An Ofcom study found that in 2021 up to half of children said they watched vloggers or YouTube influencers.

Influencer rules

And of the 511 British children surveyed as part of the inquiry, more than 32 percent said they would consider becoming an influencer.

Children, parents and schools must be given more support in developing young people’s media literacy, while the Advertising Standards Agency should strengthen disclosure standards for adverts online targeting children, the study recommended.

It also calls for a code of conduct for influencer marketing to be commissioned.

The booming industry around child influencers has raised concerns that children are being exploited by their aprents to capitalise on the lucrative market.

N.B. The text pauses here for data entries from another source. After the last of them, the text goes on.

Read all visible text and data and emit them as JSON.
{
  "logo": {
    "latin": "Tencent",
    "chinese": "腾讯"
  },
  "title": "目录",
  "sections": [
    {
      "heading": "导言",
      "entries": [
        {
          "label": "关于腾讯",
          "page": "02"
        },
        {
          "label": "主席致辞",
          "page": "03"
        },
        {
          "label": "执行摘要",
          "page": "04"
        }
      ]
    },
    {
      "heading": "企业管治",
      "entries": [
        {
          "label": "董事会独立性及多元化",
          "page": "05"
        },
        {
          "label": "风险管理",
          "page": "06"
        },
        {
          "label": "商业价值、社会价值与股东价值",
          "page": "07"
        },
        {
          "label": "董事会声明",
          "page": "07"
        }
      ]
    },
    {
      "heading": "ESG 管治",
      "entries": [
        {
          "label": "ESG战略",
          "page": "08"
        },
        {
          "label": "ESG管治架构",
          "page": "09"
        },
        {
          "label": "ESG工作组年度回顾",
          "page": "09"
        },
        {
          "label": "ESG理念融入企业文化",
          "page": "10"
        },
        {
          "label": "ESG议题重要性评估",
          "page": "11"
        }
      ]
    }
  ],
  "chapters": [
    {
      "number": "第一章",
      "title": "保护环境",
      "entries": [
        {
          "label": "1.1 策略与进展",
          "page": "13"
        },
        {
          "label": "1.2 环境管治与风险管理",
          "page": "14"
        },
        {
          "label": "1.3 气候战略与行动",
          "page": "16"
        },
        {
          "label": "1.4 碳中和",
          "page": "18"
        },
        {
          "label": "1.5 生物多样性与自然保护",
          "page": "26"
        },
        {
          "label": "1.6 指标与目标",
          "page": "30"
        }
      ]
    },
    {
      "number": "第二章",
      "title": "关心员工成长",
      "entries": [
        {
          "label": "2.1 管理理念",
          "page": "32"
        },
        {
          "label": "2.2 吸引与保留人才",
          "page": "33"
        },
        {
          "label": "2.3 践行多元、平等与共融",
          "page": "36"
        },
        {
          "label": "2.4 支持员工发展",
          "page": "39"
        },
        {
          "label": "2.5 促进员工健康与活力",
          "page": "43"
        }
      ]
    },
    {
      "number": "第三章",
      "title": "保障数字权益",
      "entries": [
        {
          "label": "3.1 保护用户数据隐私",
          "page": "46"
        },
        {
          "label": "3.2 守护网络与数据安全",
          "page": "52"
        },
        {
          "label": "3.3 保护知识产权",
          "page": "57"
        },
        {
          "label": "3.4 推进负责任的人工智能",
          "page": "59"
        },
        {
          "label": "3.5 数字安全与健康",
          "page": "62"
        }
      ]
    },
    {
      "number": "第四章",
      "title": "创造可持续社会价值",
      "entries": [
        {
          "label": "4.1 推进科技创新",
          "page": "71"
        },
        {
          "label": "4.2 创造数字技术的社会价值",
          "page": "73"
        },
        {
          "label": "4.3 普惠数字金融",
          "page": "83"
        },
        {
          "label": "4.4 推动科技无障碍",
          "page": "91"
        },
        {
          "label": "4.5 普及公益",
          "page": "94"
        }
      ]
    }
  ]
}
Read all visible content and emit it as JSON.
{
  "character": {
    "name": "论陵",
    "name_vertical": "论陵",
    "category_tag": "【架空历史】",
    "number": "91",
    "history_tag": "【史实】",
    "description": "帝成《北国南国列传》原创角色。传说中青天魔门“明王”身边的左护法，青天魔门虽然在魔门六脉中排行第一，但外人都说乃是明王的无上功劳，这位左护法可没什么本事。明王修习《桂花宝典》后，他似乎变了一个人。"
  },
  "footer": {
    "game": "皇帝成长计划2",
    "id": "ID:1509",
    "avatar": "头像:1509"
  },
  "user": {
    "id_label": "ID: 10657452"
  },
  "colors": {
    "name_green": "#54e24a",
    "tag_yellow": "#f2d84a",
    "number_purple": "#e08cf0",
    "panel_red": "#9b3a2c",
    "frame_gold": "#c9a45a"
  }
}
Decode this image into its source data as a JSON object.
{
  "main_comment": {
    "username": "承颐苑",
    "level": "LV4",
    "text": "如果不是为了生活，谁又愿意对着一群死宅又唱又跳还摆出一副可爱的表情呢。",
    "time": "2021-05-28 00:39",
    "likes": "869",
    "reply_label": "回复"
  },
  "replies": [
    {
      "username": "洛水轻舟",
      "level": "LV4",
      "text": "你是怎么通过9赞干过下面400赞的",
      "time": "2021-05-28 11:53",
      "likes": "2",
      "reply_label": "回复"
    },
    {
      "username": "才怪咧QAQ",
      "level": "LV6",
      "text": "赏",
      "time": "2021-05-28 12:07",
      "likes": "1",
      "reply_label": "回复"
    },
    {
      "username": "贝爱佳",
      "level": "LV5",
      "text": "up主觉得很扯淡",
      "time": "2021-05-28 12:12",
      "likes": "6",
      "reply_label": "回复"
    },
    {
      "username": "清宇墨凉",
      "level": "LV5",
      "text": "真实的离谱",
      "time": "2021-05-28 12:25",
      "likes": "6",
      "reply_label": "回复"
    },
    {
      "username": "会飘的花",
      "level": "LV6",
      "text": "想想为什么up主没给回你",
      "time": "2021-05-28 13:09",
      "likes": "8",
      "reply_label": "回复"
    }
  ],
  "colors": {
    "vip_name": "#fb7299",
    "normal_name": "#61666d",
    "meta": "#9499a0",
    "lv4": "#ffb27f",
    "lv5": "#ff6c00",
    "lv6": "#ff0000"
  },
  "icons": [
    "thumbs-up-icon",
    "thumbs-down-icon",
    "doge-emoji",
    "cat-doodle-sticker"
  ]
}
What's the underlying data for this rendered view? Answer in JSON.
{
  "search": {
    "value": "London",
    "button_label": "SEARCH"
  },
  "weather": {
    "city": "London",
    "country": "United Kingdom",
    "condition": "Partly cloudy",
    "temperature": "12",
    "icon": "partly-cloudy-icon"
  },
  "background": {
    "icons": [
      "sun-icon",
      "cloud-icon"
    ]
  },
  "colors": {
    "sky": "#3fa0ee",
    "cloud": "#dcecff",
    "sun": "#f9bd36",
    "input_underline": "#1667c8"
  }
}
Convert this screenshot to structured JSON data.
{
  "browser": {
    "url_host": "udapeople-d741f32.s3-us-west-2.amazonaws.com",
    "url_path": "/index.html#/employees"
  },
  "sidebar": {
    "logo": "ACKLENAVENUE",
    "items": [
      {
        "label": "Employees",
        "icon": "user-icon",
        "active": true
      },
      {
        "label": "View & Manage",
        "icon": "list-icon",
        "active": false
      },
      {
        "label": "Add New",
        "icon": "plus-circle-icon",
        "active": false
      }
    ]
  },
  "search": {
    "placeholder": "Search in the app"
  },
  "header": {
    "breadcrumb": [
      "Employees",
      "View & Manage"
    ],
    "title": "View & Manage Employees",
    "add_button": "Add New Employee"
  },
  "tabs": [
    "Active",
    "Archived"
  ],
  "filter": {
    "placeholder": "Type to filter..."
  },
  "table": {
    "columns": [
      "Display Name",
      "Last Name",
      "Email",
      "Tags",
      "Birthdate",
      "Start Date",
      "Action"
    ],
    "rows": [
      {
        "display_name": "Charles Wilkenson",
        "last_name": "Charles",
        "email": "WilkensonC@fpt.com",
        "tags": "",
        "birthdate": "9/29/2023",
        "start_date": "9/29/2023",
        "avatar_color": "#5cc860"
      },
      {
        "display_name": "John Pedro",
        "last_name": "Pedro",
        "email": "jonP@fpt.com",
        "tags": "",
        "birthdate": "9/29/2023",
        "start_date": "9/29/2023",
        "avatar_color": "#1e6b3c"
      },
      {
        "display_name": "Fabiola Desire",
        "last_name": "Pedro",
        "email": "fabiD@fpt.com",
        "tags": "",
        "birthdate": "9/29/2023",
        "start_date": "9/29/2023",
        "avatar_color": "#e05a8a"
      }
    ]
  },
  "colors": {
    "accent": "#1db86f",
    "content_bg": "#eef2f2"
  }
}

Content posted about the child can affect their privacy and bring security risks, MPs noted.

The report urged the government to conduct a thorough study into the influencer ecosystem so that it can be properly regulated.

Enforcement powers

The Advertising Standards Agency should be given more power to enforce advertising rules – such as the ability to levy fines – and should close loopholes.

“The rise of influencer culture online has brought significant new opportunities for those working in the creative industries and a boost to the UK economy,” said committee chair Julian Knight.

“However, as is so often the case where social media is involved, if you dig below the shiny surface of what you see on screen you will discover an altogether murkier world where both the influencers and their followers are at risk of exploitation and harm online.

“Child viewers, who are still developing digital literacy, are in particular danger in an environment where not everything is always as it seems, while there is a woeful lack of protection for young influencers who often spend long hours producing financially lucrative content at the direction of others.”

He added that “inaction” has left digital regulations behind the times.

‘Lights, camera, inaction’

“This report has held a mirror up to the problems which beset the industry, where for too long it has been a case of lights, camera, inaction.

“It is now up to the government to reshape the rules to keep pace with the changing digital landscape and ensure proper protections for all.”

The ASA said in a statment: “We will consider carefully the recommendations in the DCMS Committee Report on Influencer Culture that relate to advertising.”

The Competition and Markets Authority told the investigation that influencer compliance rates with UK advertising regulations are unacceptably low.